“Mia nonna disse a mia madre, prima di sposarsi, che nel matrimonio contava il rispetto, non l’amore. Mia madre mi disse, prima di sposarmi, che l’amore contava eccome. E il sesso pure. Io, alle mie figlie, non ho avuto bisogno di spiegare nulla”. Chiara Saraceno è una delle più importanti sociologhe della famiglia in Italia. Sabato 13 settembre alle 18 sarà in piazza Grande a Modena all’interno del Festival Filosofia. “Onora il padre e la madre: un comandamento inattuale” sarà il titolo della sua lezione magistrale.
Professoressa, è così automatico onorare mamma e papà?
“No, nemmeno se si sono sacrificati. Rispetto e gratitudine non sono la stessa cosa dell’onore, che si ottiene solo a due condizioni. Che i genitori abbiano condotto una vita degna d’essere vissuta. E che quella vita abbia incluso uno spazio di accompagnamento dei figli. Spesso noto che sono più onorabili quelle madri e quei padri che hanno aperto un percorso significativo per i figli nonostante condizioni difficilissime di vita”.
Pretendiamo quindi troppo, dai nostri figli, una volta che sono diventati adulti?

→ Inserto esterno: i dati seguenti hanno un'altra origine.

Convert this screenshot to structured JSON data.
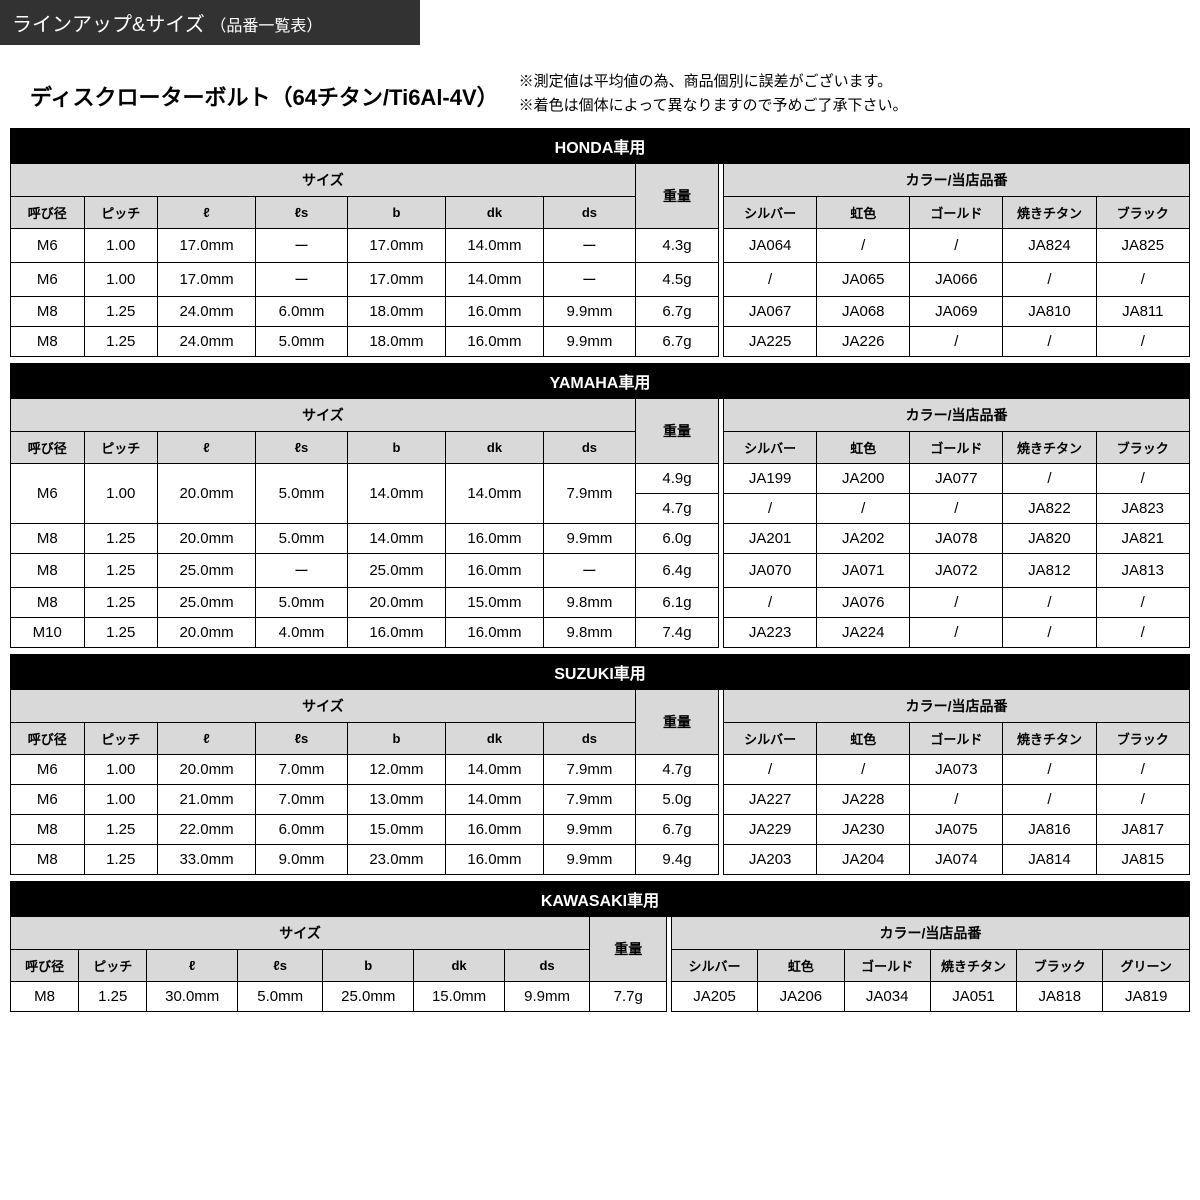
{
  "header": {
    "title": "ラインアップ&サイズ",
    "subtitle": "（品番一覧表）"
  },
  "main_title": "ディスクローターボルト（64チタン/Ti6Al-4V）",
  "notes": [
    "※測定値は平均値の為、商品個別に誤差がございます。",
    "※着色は個体によって異なりますので予めご了承下さい。"
  ],
  "common_headers": {
    "size": "サイズ",
    "weight": "重量",
    "color": "カラー/当店品番",
    "cols_size": [
      "呼び径",
      "ピッチ",
      "ℓ",
      "ℓs",
      "b",
      "dk",
      "ds"
    ],
    "cols_color5": [
      "シルバー",
      "虹色",
      "ゴールド",
      "焼きチタン",
      "ブラック"
    ],
    "cols_color6": [
      "シルバー",
      "虹色",
      "ゴールド",
      "焼きチタン",
      "ブラック",
      "グリーン"
    ]
  },
  "tables": [
    {
      "brand": "HONDA車用",
      "color_cols": 5,
      "rows": [
        {
          "size": [
            "M6",
            "1.00",
            "17.0mm",
            "ー",
            "17.0mm",
            "14.0mm",
            "ー"
          ],
          "weight": "4.3g",
          "colors": [
            "JA064",
            "/",
            "/",
            "JA824",
            "JA825"
          ]
        },
        {
          "size": [
            "M6",
            "1.00",
            "17.0mm",
            "ー",
            "17.0mm",
            "14.0mm",
            "ー"
          ],
          "weight": "4.5g",
          "colors": [
            "/",
            "JA065",
            "JA066",
            "/",
            "/"
          ]
        },
        {
          "size": [
            "M8",
            "1.25",
            "24.0mm",
            "6.0mm",
            "18.0mm",
            "16.0mm",
            "9.9mm"
          ],
          "weight": "6.7g",
          "colors": [
            "JA067",
            "JA068",
            "JA069",
            "JA810",
            "JA811"
          ]
        },
        {
          "size": [
            "M8",
            "1.25",
            "24.0mm",
            "5.0mm",
            "18.0mm",
            "16.0mm",
            "9.9mm"
          ],
          "weight": "6.7g",
          "colors": [
            "JA225",
            "JA226",
            "/",
            "/",
            "/"
          ]
        }
      ]
    },
    {
      "brand": "YAMAHA車用",
      "color_cols": 5,
      "merged_first": {
        "size": [
          "M6",
          "1.00",
          "20.0mm",
          "5.0mm",
          "14.0mm",
          "14.0mm",
          "7.9mm"
        ],
        "subrows": [
          {
            "weight": "4.9g",
            "colors": [
              "JA199",
              "JA200",
              "JA077",
              "/",
              "/"
            ]
          },
          {
            "weight": "4.7g",
            "colors": [
              "/",
              "/",
              "/",
              "JA822",
              "JA823"
            ]
          }
        ]
      },
      "rows": [
        {
          "size": [
            "M8",
            "1.25",
            "20.0mm",
            "5.0mm",
            "14.0mm",
            "16.0mm",
            "9.9mm"
          ],
          "weight": "6.0g",
          "colors": [
            "JA201",
            "JA202",
            "JA078",
            "JA820",
            "JA821"
          ]
        },
        {
          "size": [
            "M8",
            "1.25",
            "25.0mm",
            "ー",
            "25.0mm",
            "16.0mm",
            "ー"
          ],
          "weight": "6.4g",
          "colors": [
            "JA070",
            "JA071",
            "JA072",
            "JA812",
            "JA813"
          ]
        },
        {
          "size": [
            "M8",
            "1.25",
            "25.0mm",
            "5.0mm",
            "20.0mm",
            "15.0mm",
            "9.8mm"
          ],
          "weight": "6.1g",
          "colors": [
            "/",
            "JA076",
            "/",
            "/",
            "/"
          ]
        },
        {
          "size": [
            "M10",
            "1.25",
            "20.0mm",
            "4.0mm",
            "16.0mm",
            "16.0mm",
            "9.8mm"
          ],
          "weight": "7.4g",
          "colors": [
            "JA223",
            "JA224",
            "/",
            "/",
            "/"
          ]
        }
      ]
    },
    {
      "brand": "SUZUKI車用",
      "color_cols": 5,
      "rows": [
        {
          "size": [
            "M6",
            "1.00",
            "20.0mm",
            "7.0mm",
            "12.0mm",
            "14.0mm",
            "7.9mm"
          ],
          "weight": "4.7g",
          "colors": [
            "/",
            "/",
            "JA073",
            "/",
            "/"
          ]
        },
        {
          "size": [
            "M6",
            "1.00",
            "21.0mm",
            "7.0mm",
            "13.0mm",
            "14.0mm",
            "7.9mm"
          ],
          "weight": "5.0g",
          "colors": [
            "JA227",
            "JA228",
            "/",
            "/",
            "/"
          ]
        },
        {
          "size": [
            "M8",
            "1.25",
            "22.0mm",
            "6.0mm",
            "15.0mm",
            "16.0mm",
            "9.9mm"
          ],
          "weight": "6.7g",
          "colors": [
            "JA229",
            "JA230",
            "JA075",
            "JA816",
            "JA817"
          ]
        },
        {
          "size": [
            "M8",
            "1.25",
            "33.0mm",
            "9.0mm",
            "23.0mm",
            "16.0mm",
            "9.9mm"
          ],
          "weight": "9.4g",
          "colors": [
            "JA203",
            "JA204",
            "JA074",
            "JA814",
            "JA815"
          ]
        }
      ]
    },
    {
      "brand": "KAWASAKI車用",
      "color_cols": 6,
      "rows": [
        {
          "size": [
            "M8",
            "1.25",
            "30.0mm",
            "5.0mm",
            "25.0mm",
            "15.0mm",
            "9.9mm"
          ],
          "weight": "7.7g",
          "colors": [
            "JA205",
            "JA206",
            "JA034",
            "JA051",
            "JA818",
            "JA819"
          ]
        }
      ]
    }
  ]
}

“Sì, noto con stupore una certa gloria schiacciante da parte di alcuni genitori. C’è questo continuo guardare ai figli come esseri non all’altezza delle proprie aspettative. E vedo uno strabordante desiderio di riconoscimento da parte di madri e padri. C’è tutta una letteratura in tal senso, basta guardare al libro di Michele Serra sugli adolescenti o di altri autori. Non si capisce bene se tutta questa nostalgia la provino nei confronti dei padri che avrebbero voluto essere o nei confronti del padre che da giovani hanno rifiutato”.
Sarebbe meglio accettare che le cose cambiano?
“Sì, le stesse definizioni sono strette. Pensiamo alle famiglie monogenitoriali: un termine che fotografa solo una situazione residenziale. Spesso il secondo genitore c’è eccome, solo che non vive con il figlio. I rapporti cambiano, la famiglia non è mai stata la stessa nel corso del tempo”.

Parlare di famiglia tradizionale, quindi, è sbagliato?
“Sì. bisognerebbe chiedersi rispetto a quale epoca intendiamo l’aggettivo ‘tradizionale’. Le scelte che ho fatto io, ovvero sposarmi, fare figli all’interno del matrimonio e non divorziare, non sono uguali a quelle delle mie figlie. Né tantomeno a quelle di chi mi ha preceduta”.
Perché, allora, parlare di attacco alla famiglia?
“Ai conservatori fa paura tutto ciò che cambia, perché destabilizza. La famiglia è importantissima, ci mancherebbe. Si formano lì le personalità. Ma è un qualcosa in divenire, sia come forma che come contenuto. La famiglia non è qualcosa di naturale, è quanto di più socialmente costruito esista”.
Che cosa cambierà, se si può prevedere, nel nostro Paese?
“Come in un film già visto, prima si modifica la cultura, poi la giurisprudenza, infine le leggi. Anche la famiglia omogenitoriale, credo, prima o poi verrà riconosciuta”.